I have submitted my 2 week notice to my retail job. I do this with a bit of trepidation. First, the summer months will be financially lean as I will be solely dependent on my dog walking business. Next, I worry about my choice to quit which was precipitated by an offer to return to my teaching job (part time, not full time). Finally, I will have a lot more time on my hands -- something that makes me a tad bit nervous.
Dog walking is going well. It is a job that ebbs and flows. I have some steady clients (about 6 dogs a week) and then I have additions -- covering for another dog walker, for instance, or walking dogs for people who are in a temporary need. The additions are not permanent though there is always a chance they may well be. I'd love to have more permanent clients, but with the economy being what it is, hiring a dog walker has moved down the list of priorities for most people.
My freelance writing job will end after the next newsletter due June 1 and that will fold into my return to teaching beginning in September. I am excited about the chance to continue writing for the school, but I'm a bit nervous about my return as a part-time teacher. On the one hand it will be a great way to practice maintaining my boundaries, but on the other hand, it will no doubt tap into my quirky perfectionism -- the need to make every lesson plan and assignment meaningful.
After four hours of retail work last night, I couldn't sleep. My body aches after a shift and so I tossed and turned and my brain shifted into worried thinking. I spent a good part of the morning trying to put my finger on the core of my worry and the best I could come up with is that feeling of not knowing what will come next.
After 22 years of teaching, I decided to leave because I knew EXACTLY what was going to come next and none of it felt new or different or motivating. Now I'm on the other side of the feeling. I should be excited and in many ways I am, but I am also nervous. At the center of my nervousness is the need NOT to get stuck in the predictability of my career or, as the title of this blog suggest, not to paint myself into a corner.
And there, perhaps, is the prickly conundrum I'm feeling: I want the possibility of the future to outweigh the uncertainty of the future. I want that edgy feeling of having to make my own way in the world, but not the nervous anxiety of not knowing which way to head. The greatest difference between my life as a full-time teacher and my life now as a small business owner is that most of my work today revolves around making more work. As a teacher, most of my work was wading through mountains of work, most of which was not generated by me. It came from all the expectations outside my classroom -- the meetings, the committees, the institutional desires to document and explain and justify.

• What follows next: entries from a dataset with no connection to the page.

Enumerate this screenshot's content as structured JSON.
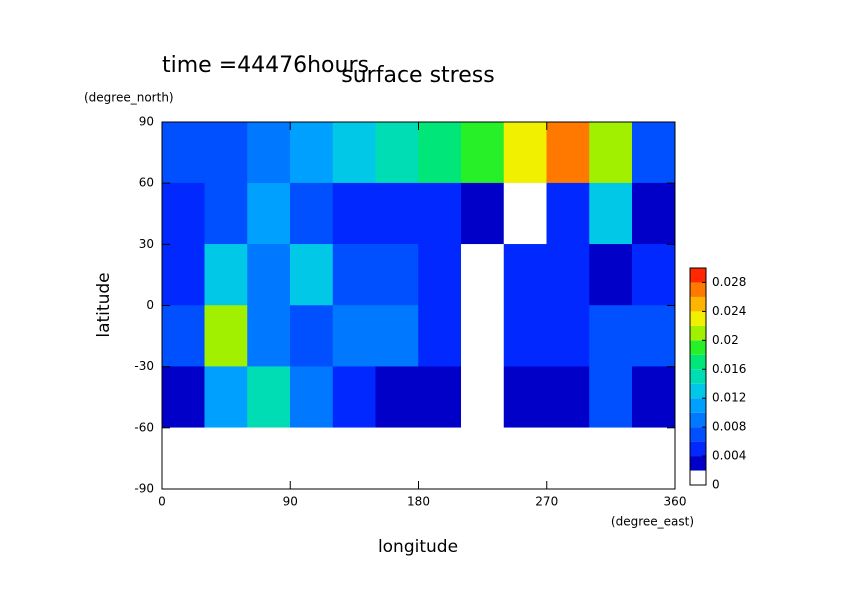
{
  "chart_data": {
    "type": "contour",
    "title": "time =44476hours",
    "subtitle": "surface stress",
    "x_label": "longitude",
    "x_units": "(degree_east)",
    "y_label": "latitude",
    "y_units": "(degree_north)",
    "xlim": [
      0,
      360
    ],
    "xticks": [
      0,
      90,
      180,
      270,
      360
    ],
    "ylim": [
      -90,
      90
    ],
    "yticks": [
      -90,
      -60,
      -30,
      0,
      30,
      60,
      90
    ],
    "x": [
      15,
      45,
      75,
      105,
      135,
      165,
      195,
      225,
      255,
      285,
      315,
      345
    ],
    "y": [
      75,
      45,
      15,
      -15,
      -45,
      -75
    ],
    "z": [
      [
        0.006,
        0.006,
        0.008,
        0.01,
        0.012,
        0.014,
        0.016,
        0.018,
        0.022,
        0.026,
        0.02,
        0.006
      ],
      [
        0.004,
        0.006,
        0.01,
        0.006,
        0.004,
        0.004,
        0.004,
        0.002,
        0,
        0.004,
        0.012,
        0.002
      ],
      [
        0.004,
        0.012,
        0.008,
        0.012,
        0.006,
        0.006,
        0.004,
        0,
        0.004,
        0.004,
        0.002,
        0.004
      ],
      [
        0.006,
        0.02,
        0.008,
        0.006,
        0.008,
        0.008,
        0.004,
        0,
        0.004,
        0.004,
        0.006,
        0.006
      ],
      [
        0.002,
        0.01,
        0.014,
        0.008,
        0.004,
        0.002,
        0.002,
        0,
        0.002,
        0.002,
        0.006,
        0.002
      ],
      [
        0,
        0,
        0,
        0,
        0,
        0,
        0,
        0,
        0,
        0,
        0,
        0
      ]
    ],
    "zlim": [
      0,
      0.03
    ],
    "zticks": [
      0,
      0.004,
      0.008,
      0.012,
      0.016,
      0.02,
      0.024,
      0.028
    ],
    "colors": [
      "#ffffff",
      "#0000c8",
      "#0028ff",
      "#0050ff",
      "#0078ff",
      "#00a0ff",
      "#00c8e6",
      "#00dcb4",
      "#00e678",
      "#28f028",
      "#a0f000",
      "#f0f000",
      "#ffb400",
      "#ff7800",
      "#ff2800"
    ]
  }
}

Each side of this dilemma has benefits. There is as much comfort in predictability as there is frustration and disappointment. Equally, there is as much thrill in making my own was as there is worry and anxiety. The cliche of one day at a time has some weight in this dilemma. I find myself saying, "Today is good. I have what I need. I'm doing good work. I am happy and content."
To live inside that moment with a bit more permanence is the dance I find myself doing of late. I suppose I should trust my history -- the more I am open to possibility, the more possibilities open up for me.
Meanwhile, there is rain again today. If it weren't for the leaves on the trees and the slightly warmer temperatures, it would feel like November. They say it will dry up soon and I'm looking forward to that. I'm looking forward to a lot of things of late, but walking dogs in the sun feels like a small comfort on which to begin.